12

Cambridge, voorjaarssemester 2012

Ik ben niet naar Cambridge gekomen om drankorgieën te bestuderen. En ik ben niet geïnteresseerd in rugby (ook al was pa er dol op). Dus waarom ben ik dan gisteravond meegegaan met een groep spelers van college en privéschoolgroupies, die vinden dat je pas echt een goed avondje uit bent als je je lam zuipt in The Pickerel en daarna met sambuca je schaamhaar in de fik steekt?

Ik wil niemand tegen de haren in strijken, dat is mijn probleem. En als iedereen uit mijn gebouw een avondje uit gaat, lijkt het onbeleefd om nee te zeggen, om spelbreker te zijn, te zeggen dat ik moet werken. Niemand vindt het leuk om alleen achter te blijven, niet in je eerste jaar. En ik dacht dat het goed voor me zou zijn. Om de deur uit te zijn. Ik heb de laatste tijd te veel op mijn kamer doorgebracht, waar ik met het licht uit en de gordijnen dicht in mijn dagboek heb zitten schrijven, in de hoop dat het helpt om licht te laten schijnen in de duisternis die zich steeds strakker om me heen wikkelt.

Gisteravond was het me in elk geval wel gelukt om vroeg weg te gaan. Ik glipte weg toen iedereen zijn lege bierglas als verrekijker gebruikte, waarna ik slingerend over King’s Parade liep en me voorstelde hoe mijn vader en moeder elkaar hier hebben ontmoet. Ik wilde dat ik pa meer had gevraagd over hun studententijd.

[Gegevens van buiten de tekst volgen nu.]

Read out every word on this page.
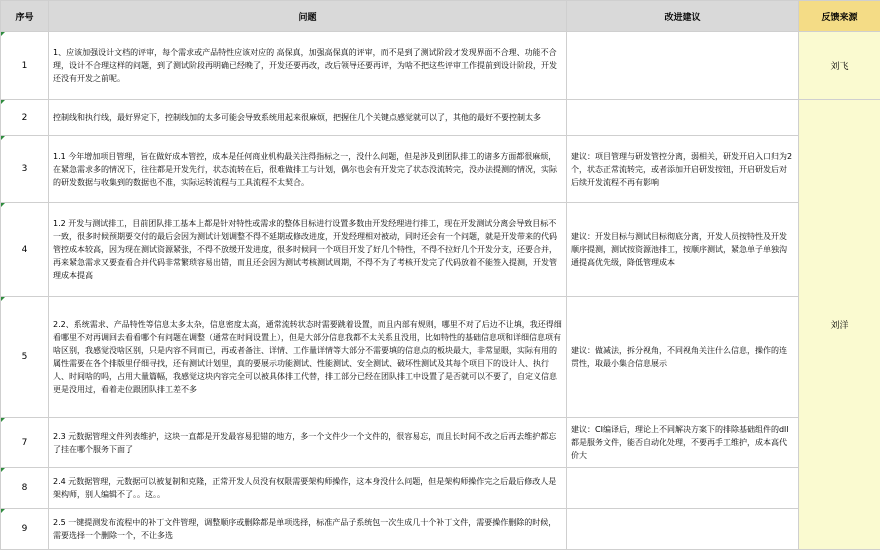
序号	问题	改进建议	反馈来源
1	1、应该加强设计文档的评审，每个需求或产品特性应该对应的 高保真，加强高保真的评审，而不是到了测试阶段才发现界面不合理、功能不合理，设计不合理这样的问题，到了测试阶段再明确已经晚了，开发还要再改，改后领导还要再评，为啥不把这些评审工作提前到设计阶段，开发还没有开发之前呢。		刘飞
2	控制线和执行线，最好界定下，控制线加的太多可能会导致系统用起来很麻烦，把握住几个关键点感觉就可以了，其他的最好不要控制太多		刘洋
3	1.1 今年增加项目管理，旨在做好成本管控，成本是任何商业机构最关注得指标之一，没什么问题，但是涉及到团队排工的诸多方面都很麻烦，在紧急需求多的情况下，往往都是开发先行，状态流转在后，很难做排工与计划，偶尔也会有开发完了状态没流转完，没办法提测的情况，实际的研发数据与收集到的数据也不准，实际运转流程与工具流程不太契合。	建议：项目管理与研发管控分离，弱相关，研发开启入口归为2个，状态正常流转完，或者添加开启研发按钮，开启研发后对后续开发流程不再有影响	
4	1.2 开发与测试排工，目前团队排工基本上都是针对特性或需求的整体目标进行设置多数由开发经理进行排工，现在开发测试分离会导致目标不一致，很多时候预期要交付的最后会因为测试计划调整不得不延期或修改进度，开发经理相对被动，同时还会有一个问题，就是开发带来的代码管控成本较高，因为现在测试资源紧张，不得不放缓开发进度，很多时候同一个项目开发了好几个特性，不得不拉好几个开发分支，还要合并，再来紧急需求又要查看合并代码非常繁琐容易出错，而且还会因为测试考核测试周期，不得不为了考核开发完了代码放着不能签入提测，开发管理成本提高	建议：开发目标与测试目标彻底分离，开发人员按特性及开发顺序提测，测试按资源池排工，按顺序测试，紧急单子单独沟通提高优先级，降低管理成本	
5	2.2、系统需求、产品特性等信息太多太杂，信息密度太高，通常流转状态时需要跳着设置，而且内部有规则，哪里不对了后边不让填，我还得细看哪里不对再调回去看看哪个有问题在调整（通常在时间设置上），但是大部分信息我都不太关系且没用，比如特性的基础信息项和详细信息项有啥区别，我感觉没啥区别，只是内容不同而已，再或者备注、详情、工作量详情等大部分不需要填的信息点的板块最大，非常显眼，实际有用的属性需要在各个排版里仔细寻找，还有测试计划里，真的要展示功能测试、性能测试、安全测试、破坏性测试及其每个项目下的设计人、执行人、时间啥的吗，占用大量篇幅，我感觉这块内容完全可以被具体排工代替，排工部分已经在团队排工中设置了是否就可以不要了，自定义信息更是没用过，看着走位跟团队排工差不多	建议：做减法，拆分视角，不同视角关注什么信息，操作的连贯性，取最小集合信息展示	
7	2.3 元数据管理文件列表维护，这块一直都是开发最容易犯错的地方，多一个文件少一个文件的，很容易忘，而且长时间不改之后再去维护都忘了挂在哪个服务下面了	建议：CI编译后，理论上不同解决方案下的排除基础组件的dll都是服务文件，能否自动化处理，不要再手工维护，成本高代价大	
8	2.4 元数据管理，元数据可以被复制和克隆，正常开发人员没有权限需要架构师操作，这本身没什么问题，但是架构师操作完之后最后修改人是架构师，别人编辑不了。。这。。		
9	2.5 一键提测发布流程中的补丁文件管理，调整顺序或删除都是单项选择，标准产品子系统包一次生成几十个补丁文件，需要操作删除的时候，需要选择一个删除一个，不让多选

Op de dag dat hij me mee uit varen nam, gingen we ook theedrinken in de Kettle Pot, tegenover King’s. Met zijn arm om mijn schouders leidde hij me naar een tafel in het grote erkerraam dat op de beroemde kapel uitkijkt. Hij wilde per se daar zitten, zei dat hij daar voor het eerst een date had gehad met mijn moeder.

‘Je decaan is een goeie vent,’ zei hij, terwijl hij te veel jam op zijn warme crumpet smeerde.

‘Ken je hem dan?’ Dr. Lance: baard, ernstig, een autoriteit van formaat op het gebied van Goethe.

‘We hebben samen gestudeerd,’ zei pa. ‘Toen iedereen vertrok, bleef hij hier om zijn leven aan de universiteit te wijden.’

‘Tijdens ons gesprek leek hij wel oké.’

In werkelijkheid had hij weinig indruk op me gemaakt en ik had de grootste moeite om me zijn gezicht voor de geest te halen. Ik had verwacht dat hij tijdens het gesprek iets raars zou gaan doen – de krant die hij aan het lezen was in de fik steken, midden in het gesprek met een salto uit het raam springen – maar het was allemaal heel rechttoe, rechtaan, heel anders dan de mythe die rondging over het Oxbridge-gesprek.

‘Op zijn aanbeveling zijn een paar van de beste mensen op Buitenlandse Zaken aangenomen.’

‘Dat zal ik in gedachten houden als ik een baan nodig heb.’

‘Ik heb hem gevraagd om jou een beetje in de gaten te houden.’

‘Pap,’ verzuchtte ik, maar hij had wel een punt. In mijn tijd was ik enkele keren voor een paar andere plekken gevraagd, mijn vorige school incluis, maar dat was na het eindexamen en het was er ellendig.

‘In positieve zin. De meeste studenten hebben alleen contact met hun decaan als ze iets verkeerds hebben gedaan. Maar hij past een beetje op je, is er voor je als je hulp nodig hebt.’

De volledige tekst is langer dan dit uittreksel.